Electronically controlled throttles have been on the road for over 30 years now, and became extremely common in the mid 2000s.

[umvi]

I agree that cars are more safe now than ever before and that mechanical failure is more deadly than software failure.

The whole point of my comment was to put to bed the irrational fear of flying. You are still more safe travelling long distances in a faulty flight system such as the MAX than you are by car. There are just too variables to account for in cars, one of which includes increased software complexity.

[CydeWeys]

The 737 MAX crashed twice and killed 346 people. It's not an "irrational fear" to refuse to ever fly in one again.

Secondly, what are the exact figures you're using to show that the 737 MAX is safer than cars? And now compare it to other planes, the more realistic comparison? I'm not taking planes to places that are within driving distance.

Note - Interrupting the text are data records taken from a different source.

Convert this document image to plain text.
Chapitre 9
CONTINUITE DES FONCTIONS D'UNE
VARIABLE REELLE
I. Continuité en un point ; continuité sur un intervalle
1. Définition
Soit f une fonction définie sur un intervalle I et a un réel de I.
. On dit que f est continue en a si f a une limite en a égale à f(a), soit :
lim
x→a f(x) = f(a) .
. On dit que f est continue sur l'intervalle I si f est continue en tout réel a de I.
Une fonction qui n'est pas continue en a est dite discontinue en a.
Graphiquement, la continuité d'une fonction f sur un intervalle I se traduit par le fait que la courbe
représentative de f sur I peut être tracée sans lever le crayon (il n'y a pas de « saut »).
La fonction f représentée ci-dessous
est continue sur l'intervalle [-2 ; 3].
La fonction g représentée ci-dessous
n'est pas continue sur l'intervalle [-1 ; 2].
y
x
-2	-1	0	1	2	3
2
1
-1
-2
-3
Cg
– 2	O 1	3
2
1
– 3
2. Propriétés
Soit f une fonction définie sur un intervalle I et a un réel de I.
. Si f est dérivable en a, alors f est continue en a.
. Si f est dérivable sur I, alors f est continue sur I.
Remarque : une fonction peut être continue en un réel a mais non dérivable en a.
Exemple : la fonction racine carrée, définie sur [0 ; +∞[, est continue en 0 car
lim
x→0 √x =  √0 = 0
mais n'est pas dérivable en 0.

The 737 MAX was waaaay less safe than other planes.

[bumby]

I think we have to stop segmenting our thoughts into “software” and “hardware” and instead look at issues like the 737 Max as an integrated system failure. “Software” failures can easily manifest themselves into hardware failures; thinking of them as separate systems can lead to a complacency mindset of “its just software so we don’t have to be as rigorous in our design”

[Gibbon1]

> integrated system failure

I agree with you, that's exactly what it was. All of the components worked as designed. But it's pissing against the wind on HN to say that.